The hypothesis generally refers to microorganisms, but is now being extended to include airborne viruses and common viral infections of childhood that are becoming increasingly less common.

===Effect of skin location===

Diverse viruses colonize the human skin and differ by skin site. This skin virome includes human viruses (i.e. human papillomavirus) and bacteriophages (bacterial viruses) that infect commensal skin bacteria such as Staphylococci.

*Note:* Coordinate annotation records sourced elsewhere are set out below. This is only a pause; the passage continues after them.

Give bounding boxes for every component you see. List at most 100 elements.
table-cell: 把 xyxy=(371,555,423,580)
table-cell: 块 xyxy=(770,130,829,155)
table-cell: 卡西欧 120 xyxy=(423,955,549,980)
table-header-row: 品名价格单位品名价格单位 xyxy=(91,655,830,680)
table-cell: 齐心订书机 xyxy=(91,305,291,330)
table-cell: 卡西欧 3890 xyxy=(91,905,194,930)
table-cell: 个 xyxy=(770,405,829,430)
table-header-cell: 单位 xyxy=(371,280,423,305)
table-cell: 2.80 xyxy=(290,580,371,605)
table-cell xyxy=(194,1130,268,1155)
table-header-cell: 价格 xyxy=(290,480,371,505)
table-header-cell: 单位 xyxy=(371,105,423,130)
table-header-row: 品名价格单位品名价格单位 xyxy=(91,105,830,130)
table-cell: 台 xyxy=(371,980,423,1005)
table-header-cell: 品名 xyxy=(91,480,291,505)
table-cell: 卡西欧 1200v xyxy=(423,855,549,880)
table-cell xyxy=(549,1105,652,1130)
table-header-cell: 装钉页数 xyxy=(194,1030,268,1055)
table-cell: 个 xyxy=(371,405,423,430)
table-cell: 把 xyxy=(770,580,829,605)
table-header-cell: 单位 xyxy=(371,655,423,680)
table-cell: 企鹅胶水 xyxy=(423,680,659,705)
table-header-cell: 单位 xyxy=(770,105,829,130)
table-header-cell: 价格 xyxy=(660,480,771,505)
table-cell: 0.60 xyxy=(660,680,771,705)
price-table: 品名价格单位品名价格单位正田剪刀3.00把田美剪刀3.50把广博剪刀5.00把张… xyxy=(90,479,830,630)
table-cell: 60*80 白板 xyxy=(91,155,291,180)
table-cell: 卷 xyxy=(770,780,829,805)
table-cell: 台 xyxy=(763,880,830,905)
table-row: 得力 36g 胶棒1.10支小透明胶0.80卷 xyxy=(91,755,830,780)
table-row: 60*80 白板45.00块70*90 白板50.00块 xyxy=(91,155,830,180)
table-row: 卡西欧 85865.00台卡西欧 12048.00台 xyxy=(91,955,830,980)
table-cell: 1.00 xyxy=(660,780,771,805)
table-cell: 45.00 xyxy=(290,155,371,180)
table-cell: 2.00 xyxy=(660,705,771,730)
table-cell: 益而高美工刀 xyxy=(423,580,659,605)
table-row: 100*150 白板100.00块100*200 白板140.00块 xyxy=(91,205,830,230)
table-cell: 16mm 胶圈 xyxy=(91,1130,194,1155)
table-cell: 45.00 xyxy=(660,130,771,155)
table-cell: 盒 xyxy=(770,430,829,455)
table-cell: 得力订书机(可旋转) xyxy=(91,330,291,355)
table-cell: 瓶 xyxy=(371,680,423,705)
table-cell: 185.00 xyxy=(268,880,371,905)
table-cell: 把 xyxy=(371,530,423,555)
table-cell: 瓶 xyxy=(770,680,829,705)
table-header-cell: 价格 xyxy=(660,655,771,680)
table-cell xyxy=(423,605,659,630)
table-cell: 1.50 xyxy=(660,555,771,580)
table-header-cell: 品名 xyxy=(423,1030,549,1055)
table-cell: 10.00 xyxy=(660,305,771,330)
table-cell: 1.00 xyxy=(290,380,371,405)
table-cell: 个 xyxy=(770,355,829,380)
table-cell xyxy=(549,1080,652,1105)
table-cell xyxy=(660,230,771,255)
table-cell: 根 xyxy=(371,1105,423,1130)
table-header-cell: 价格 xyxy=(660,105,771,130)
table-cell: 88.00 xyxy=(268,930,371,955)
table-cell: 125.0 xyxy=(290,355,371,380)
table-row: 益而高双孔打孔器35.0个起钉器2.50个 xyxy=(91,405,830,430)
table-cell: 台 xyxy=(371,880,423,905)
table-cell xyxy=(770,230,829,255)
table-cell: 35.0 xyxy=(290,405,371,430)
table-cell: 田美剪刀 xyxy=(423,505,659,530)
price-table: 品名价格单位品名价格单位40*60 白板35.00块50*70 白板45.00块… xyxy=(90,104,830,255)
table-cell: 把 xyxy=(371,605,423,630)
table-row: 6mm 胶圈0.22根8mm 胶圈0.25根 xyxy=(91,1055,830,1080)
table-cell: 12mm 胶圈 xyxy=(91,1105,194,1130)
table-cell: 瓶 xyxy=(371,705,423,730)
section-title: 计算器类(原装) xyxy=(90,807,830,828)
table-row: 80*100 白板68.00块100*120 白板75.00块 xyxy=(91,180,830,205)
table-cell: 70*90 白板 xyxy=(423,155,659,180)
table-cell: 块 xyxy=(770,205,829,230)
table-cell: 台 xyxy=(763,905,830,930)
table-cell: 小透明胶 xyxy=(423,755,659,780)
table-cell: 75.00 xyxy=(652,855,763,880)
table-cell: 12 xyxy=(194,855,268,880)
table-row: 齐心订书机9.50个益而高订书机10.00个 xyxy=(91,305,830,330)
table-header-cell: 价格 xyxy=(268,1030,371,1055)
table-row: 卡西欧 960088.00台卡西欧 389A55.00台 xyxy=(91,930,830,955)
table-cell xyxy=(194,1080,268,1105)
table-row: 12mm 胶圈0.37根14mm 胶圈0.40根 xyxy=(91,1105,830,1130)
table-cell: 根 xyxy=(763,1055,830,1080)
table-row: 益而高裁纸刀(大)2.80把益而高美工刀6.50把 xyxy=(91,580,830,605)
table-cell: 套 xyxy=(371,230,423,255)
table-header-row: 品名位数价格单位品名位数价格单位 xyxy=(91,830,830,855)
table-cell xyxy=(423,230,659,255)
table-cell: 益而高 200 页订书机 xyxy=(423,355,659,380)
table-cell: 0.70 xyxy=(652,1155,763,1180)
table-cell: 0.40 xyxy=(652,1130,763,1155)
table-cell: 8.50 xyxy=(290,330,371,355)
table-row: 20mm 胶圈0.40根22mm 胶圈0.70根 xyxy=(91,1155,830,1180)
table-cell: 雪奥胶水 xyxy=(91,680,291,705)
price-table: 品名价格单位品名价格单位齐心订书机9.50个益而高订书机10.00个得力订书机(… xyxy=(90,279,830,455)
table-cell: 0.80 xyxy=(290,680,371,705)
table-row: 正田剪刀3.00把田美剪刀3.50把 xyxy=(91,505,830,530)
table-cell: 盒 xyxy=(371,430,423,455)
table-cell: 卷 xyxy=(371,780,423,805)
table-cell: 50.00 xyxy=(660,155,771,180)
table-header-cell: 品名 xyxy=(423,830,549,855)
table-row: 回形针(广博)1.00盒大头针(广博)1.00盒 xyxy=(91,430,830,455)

Virus communities differ by moisture levels and degree of protection from the external environment.

===Effect of diet===

Many studies have demonstrated that the bacteria and viruses in the human gut (the gut microbiome) can be altered by changes in diet. One study that focused on bacterial viruses, called bacteriophages, in the gut found a significant relationship between diet and the type of bacteriophages present. This was done by comparing the distance between bacteriophage gut communities in individuals both before and after they started a controlled diet. The results were that the distance between the bacteriophage gut communities of individuals on the same diet was significantly smaller at the end of their dietary treatment than it was at the start, while there was no increase in community similarity for individuals on different diets over time.